Stavo morendo di fame. Letteralmente. Un morso ad una mela non potevano certo compensare sette ore di lezione. Mi fiondai in cucina e iniziai a razziare il frigo arraffando un panino, dei pomodori e del formaggio. Lezioni di "come preparare un panino pomodoro e formaggio" dalle 17:00 alle 18:00, il settanta% di sconto a partire dal ventotto ottobre 2018, a casa mia, dal lunedì al venerdì! E' stupefacente la banalità di quello che sto per descrivervi, ma lo è ancora di più l'ottusità della mente di un'adolescente con il ciclo il cui cervello è andato a farsi friggere dato che stanno parlando gli ormoni e non il soggetto in questione. Non so se è chiara la faccenda... Dunque: Come fare un panino. Parte pri... Ok, nemmeno io arrivo a questi livelli. Immagino che tutti sappiate come si faccia un panino. Infaaaatti, sorvoliamo la questione e torniamo a quando ero ancora in me e avevo finito di mangiare e stavo per catapultarmi sul divano, esatto, quel divano: quello sul quale avrei voluto rimanere stravaccata tutto il giorno. Ma il dovere mi chiamava. 
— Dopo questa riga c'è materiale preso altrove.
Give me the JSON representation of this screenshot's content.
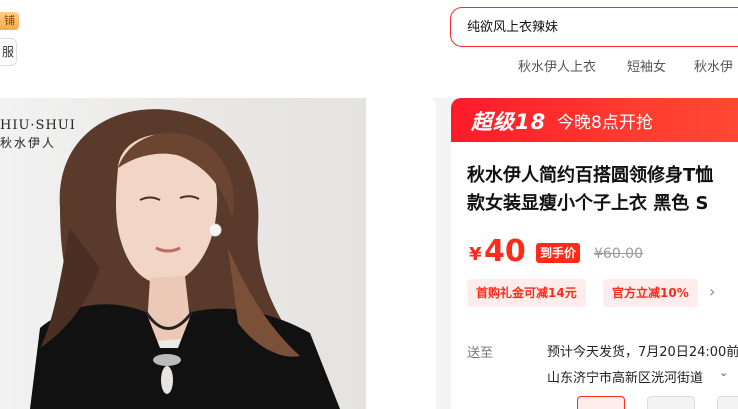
{
  "header": {
    "shop_tag": "铺",
    "shop_button": "服"
  },
  "search": {
    "value": "纯欲风上衣辣妹",
    "hot_words": [
      "秋水伊人上衣",
      "短袖女",
      "秋水伊"
    ]
  },
  "gallery": {
    "brand_en": "HIU·SHUI",
    "brand_cn": "秋水伊人"
  },
  "promo": {
    "brand": "超级18",
    "text": "今晚8点开抢"
  },
  "product": {
    "title_line1": "秋水伊人简约百搭圆领修身T恤",
    "title_line2": "款女装显瘦小个子上衣 黑色 S",
    "currency": "¥",
    "price": "40",
    "price_tag": "到手价",
    "original_price": "¥60.00",
    "coupons": [
      "首购礼金可减14元",
      "官方立减10%"
    ]
  },
  "delivery": {
    "label": "送至",
    "ship_text": "预计今天发货，7月20日24:00前",
    "address": "山东济宁市高新区洸河街道"
  },
  "colors": {
    "accent": "#ff2a1a",
    "promo_bg": "#ff1a2a"
  }
}
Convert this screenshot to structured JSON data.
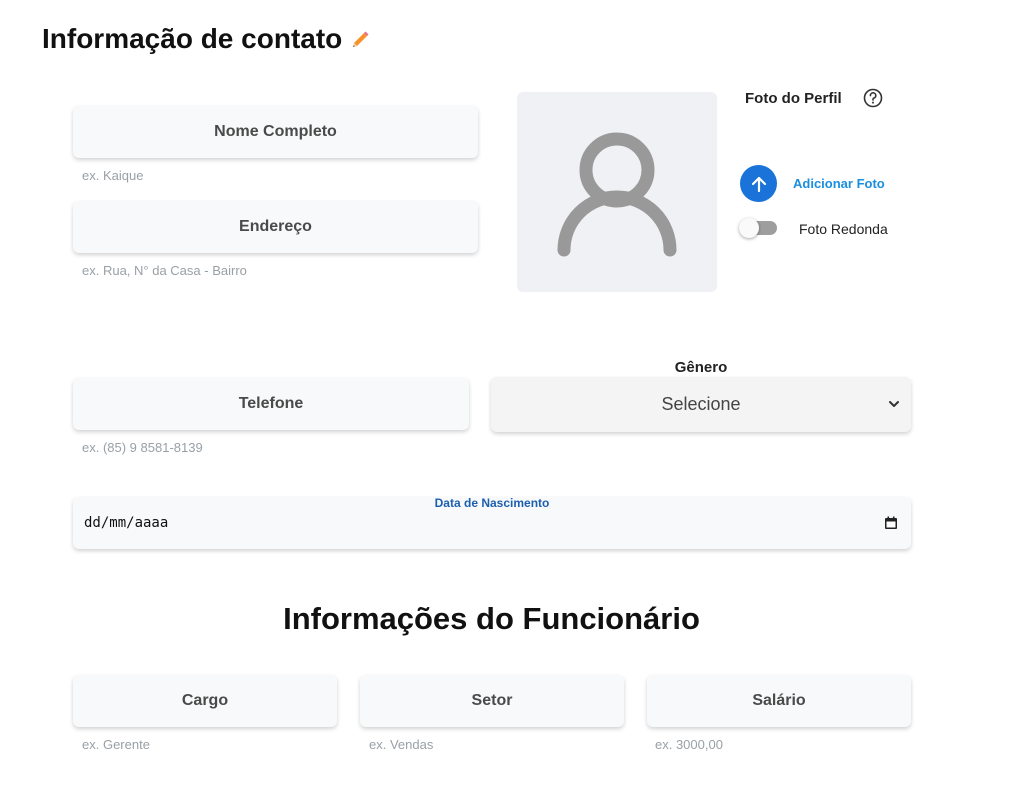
{
  "contact": {
    "title": "Informação de contato",
    "full_name": {
      "label": "Nome Completo",
      "hint": "ex. Kaique"
    },
    "address": {
      "label": "Endereço",
      "hint": "ex. Rua, N° da Casa - Bairro"
    },
    "phone": {
      "label": "Telefone",
      "hint": "ex. (85) 9 8581-8139"
    },
    "photo": {
      "label": "Foto do Perfil",
      "upload_label": "Adicionar Foto",
      "round_toggle_label": "Foto Redonda",
      "round_toggle_on": false
    },
    "gender": {
      "label": "Gênero",
      "selected": "Selecione"
    },
    "birth_date": {
      "label": "Data de Nascimento",
      "value": "dd/mm/aaaa"
    }
  },
  "employee": {
    "title": "Informações do Funcionário",
    "role": {
      "label": "Cargo",
      "hint": "ex. Gerente"
    },
    "sector": {
      "label": "Setor",
      "hint": "ex. Vendas"
    },
    "salary": {
      "label": "Salário",
      "hint": "ex. 3000,00"
    }
  },
  "colors": {
    "accent": "#1a73d9",
    "link": "#1a8fe0",
    "edit_icon": "#f0802a"
  },
  "icons": {
    "title_edit": "pencil-icon",
    "help": "help-circle-icon",
    "upload": "arrow-up-icon",
    "avatar": "user-icon",
    "select": "chevron-down-icon",
    "date": "calendar-icon"
  }
}
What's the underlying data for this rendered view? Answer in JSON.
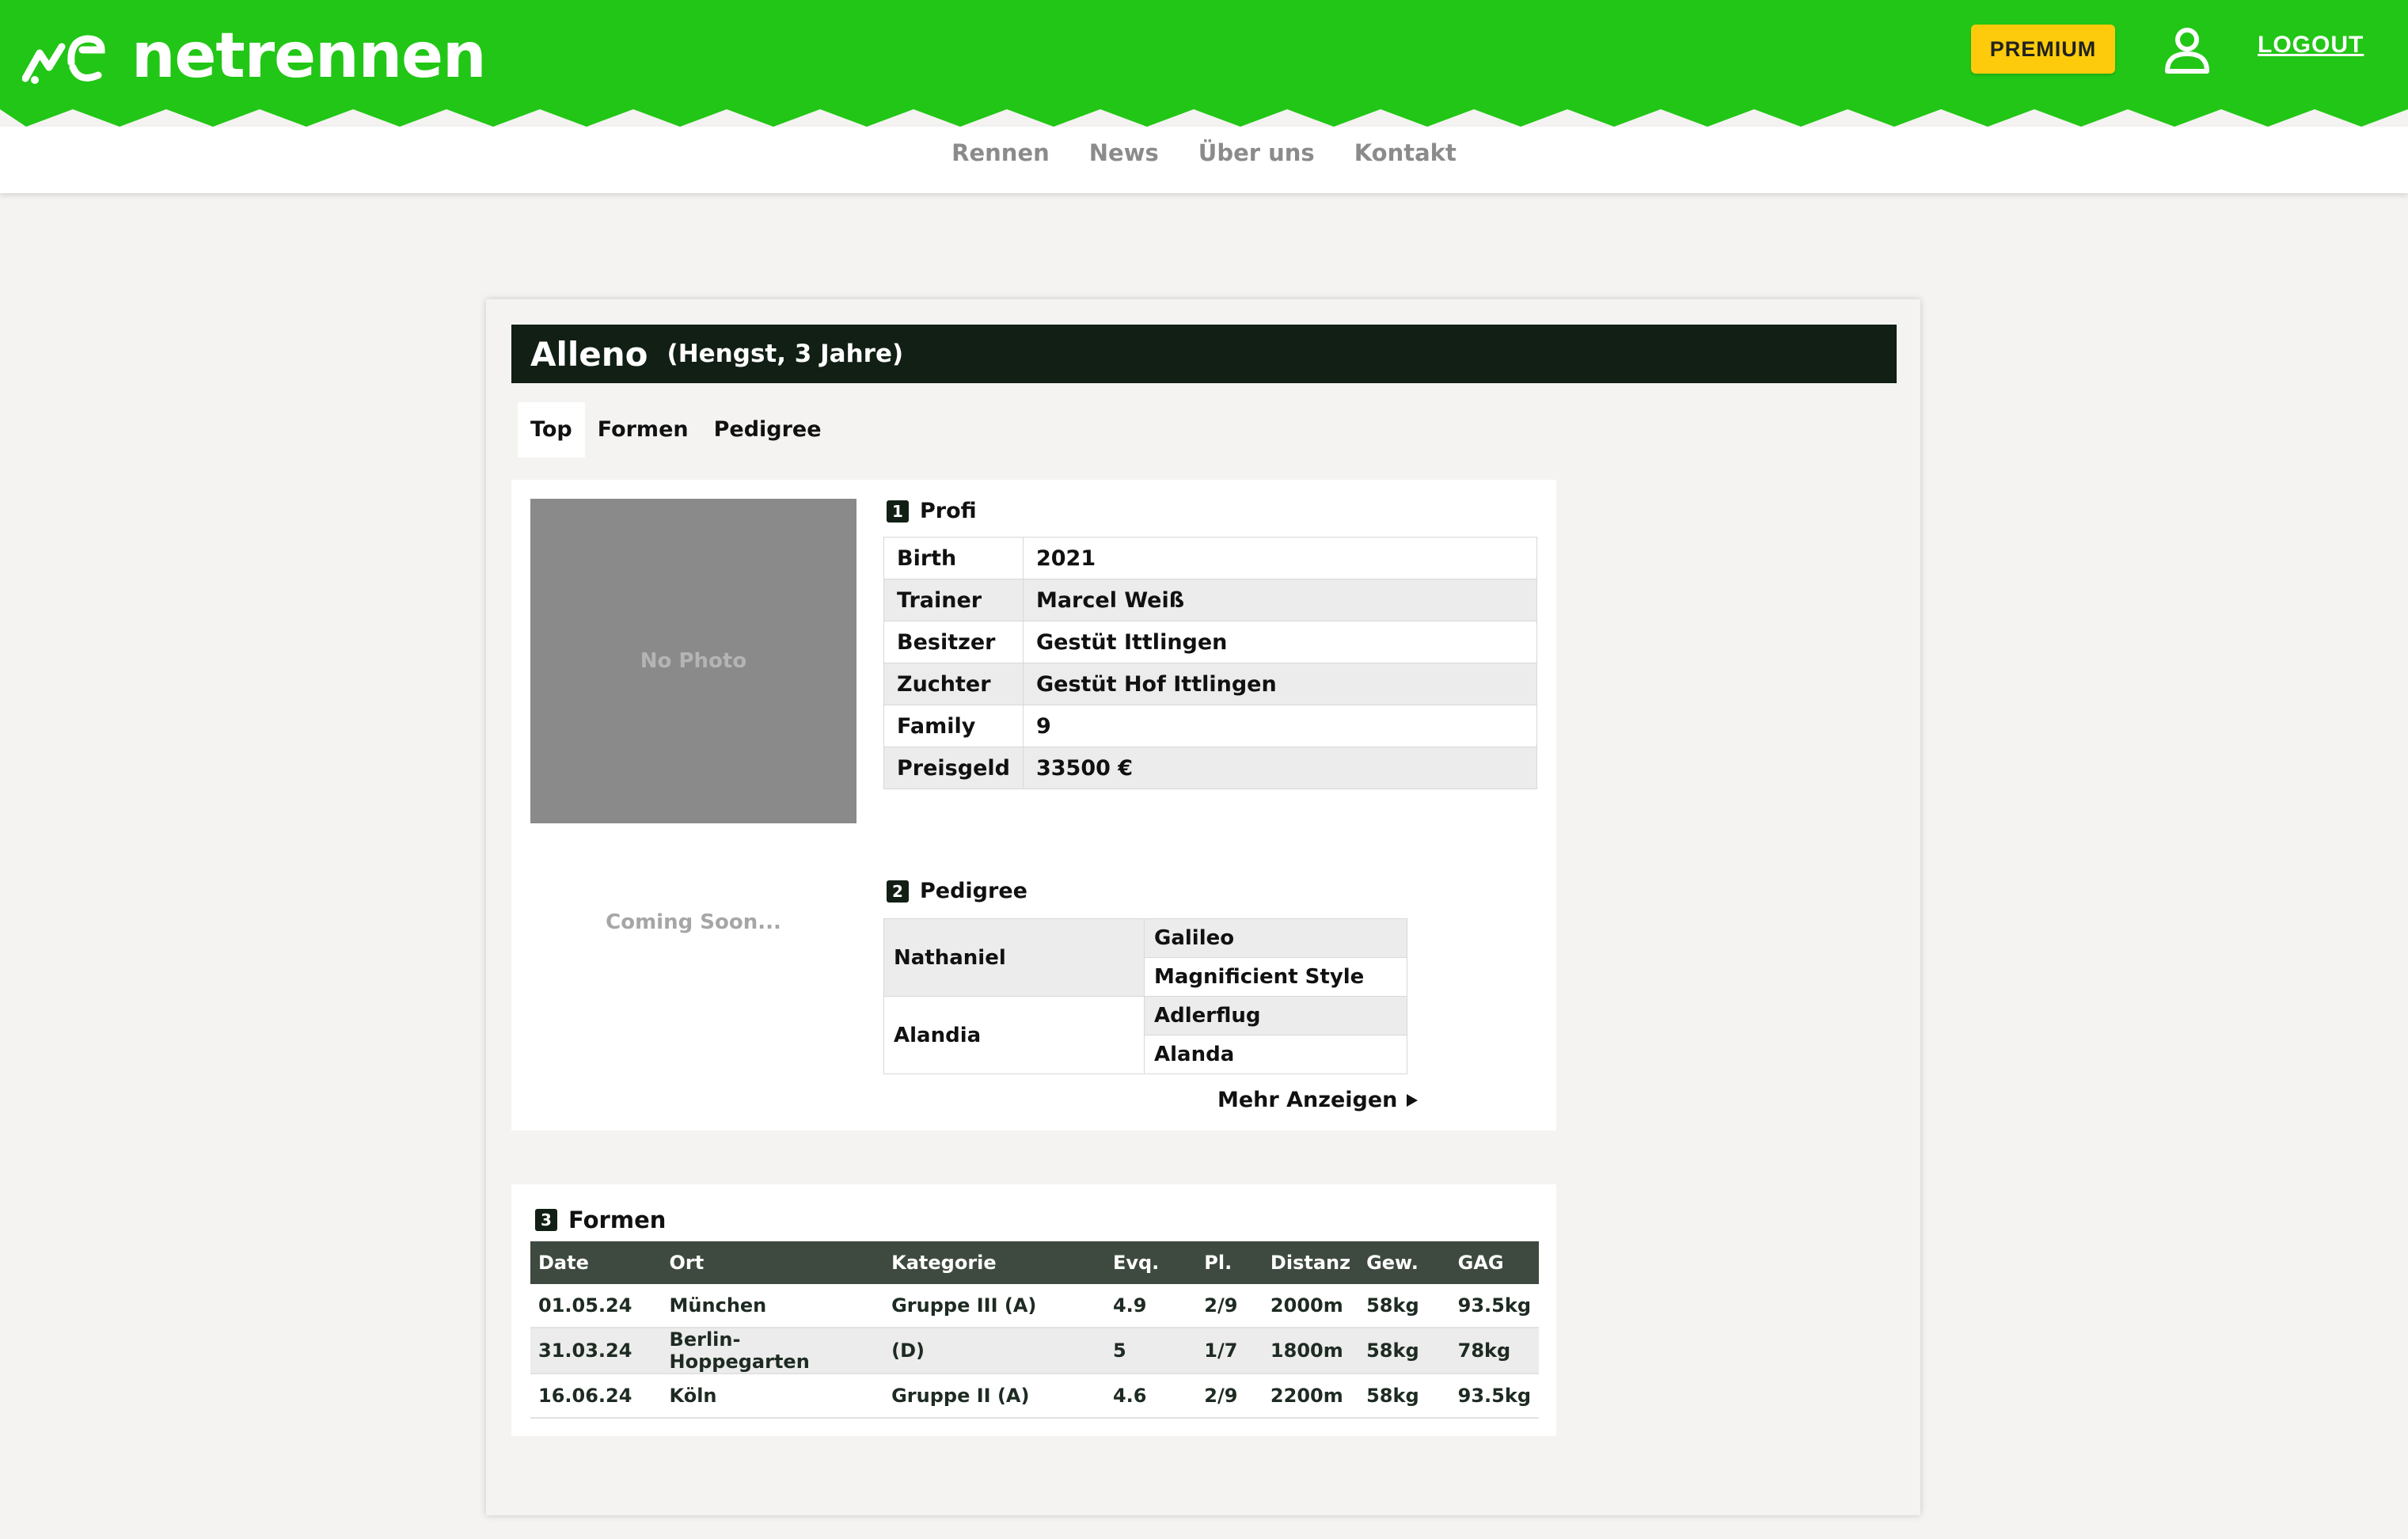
{
  "colors": {
    "brand_green": "#22c616",
    "premium_yellow": "#fdcb0b",
    "title_bar": "#111f15",
    "table_head": "#3e4a3f"
  },
  "header": {
    "brand": "netrennen",
    "premium_label": "PREMIUM",
    "logout_label": "LOGOUT",
    "nav": [
      "Rennen",
      "News",
      "Über uns",
      "Kontakt"
    ]
  },
  "horse": {
    "name": "Alleno",
    "subtitle": "(Hengst, 3 Jahre)"
  },
  "tabs": [
    "Top",
    "Formen",
    "Pedigree"
  ],
  "photo": {
    "placeholder": "No Photo",
    "coming_soon": "Coming Soon..."
  },
  "profi": {
    "number": "1",
    "title": "Profi",
    "rows": [
      {
        "key": "Birth",
        "value": "2021"
      },
      {
        "key": "Trainer",
        "value": "Marcel Weiß"
      },
      {
        "key": "Besitzer",
        "value": "Gestüt Ittlingen"
      },
      {
        "key": "Zuchter",
        "value": "Gestüt Hof Ittlingen"
      },
      {
        "key": "Family",
        "value": "9"
      },
      {
        "key": "Preisgeld",
        "value": "33500 €"
      }
    ]
  },
  "pedigree": {
    "number": "2",
    "title": "Pedigree",
    "sire": "Nathaniel",
    "sire_sire": "Galileo",
    "sire_dam": "Magnificient Style",
    "dam": "Alandia",
    "dam_sire": "Adlerflug",
    "dam_dam": "Alanda",
    "more_label": "Mehr Anzeigen"
  },
  "formen": {
    "number": "3",
    "title": "Formen",
    "headers": [
      "Date",
      "Ort",
      "Kategorie",
      "Evq.",
      "Pl.",
      "Distanz",
      "Gew.",
      "GAG"
    ],
    "rows": [
      [
        "01.05.24",
        "München",
        "Gruppe III (A)",
        "4.9",
        "2/9",
        "2000m",
        "58kg",
        "93.5kg"
      ],
      [
        "31.03.24",
        "Berlin-Hoppegarten",
        "(D)",
        "5",
        "1/7",
        "1800m",
        "58kg",
        "78kg"
      ],
      [
        "16.06.24",
        "Köln",
        "Gruppe II (A)",
        "4.6",
        "2/9",
        "2200m",
        "58kg",
        "93.5kg"
      ]
    ]
  }
}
Presi lo zaino e iniziai a tirare fuori i libri. Mi feci coraggio ed iniziai a fare i compiti, trangugiando Oreo. Alle sei meno tre minuti spaccati la zia fece ritorno a casa.
- Com'è andata? - domandai chiudendo il libro. Avevo finito tutti gli esercizi in tempo. Da dove veniva 'sta faccenda dei pochi compiti? I professori erano stati minacciati? Mah, non lo sapremo mai uhhhh... Ah, e se ve lo state chiedendo, no. Non sono così pazza. Sono gli ormoni. 

- Ho fatto una vista alla centrale, c'è un nuovo vice-sceriffo e hanno catturato un pazzo con la fissa per i nasi.-
- Due domande. - dissi facendo il numero due con le dita e sventolando alla cieca la mano. - Uno: Era Gervaso? Due: Quale nuovo vice-sceriffo? -
- No, non era Gervaso. - ridacchiò la zia. - E se non mi sbaglio si chiama Mark Foster. -
- Il pazzo psicotico con la fissa per i nasi? - chiesi allarmata.
- No sciocchina. Il nuovo collega. -
- Sei sicura che si chiami Foster? -
- Direi di sì. -
- Oh cacca. - mormorai. E se la logica non mi aveva ingannata, questo Mark Foster era il padre di Thomas. - Voglio del gelato!!! - Gridai a caso. Puramente a caso. Non avevo nemmeno voglia di mangiare il gelato!(non è vero).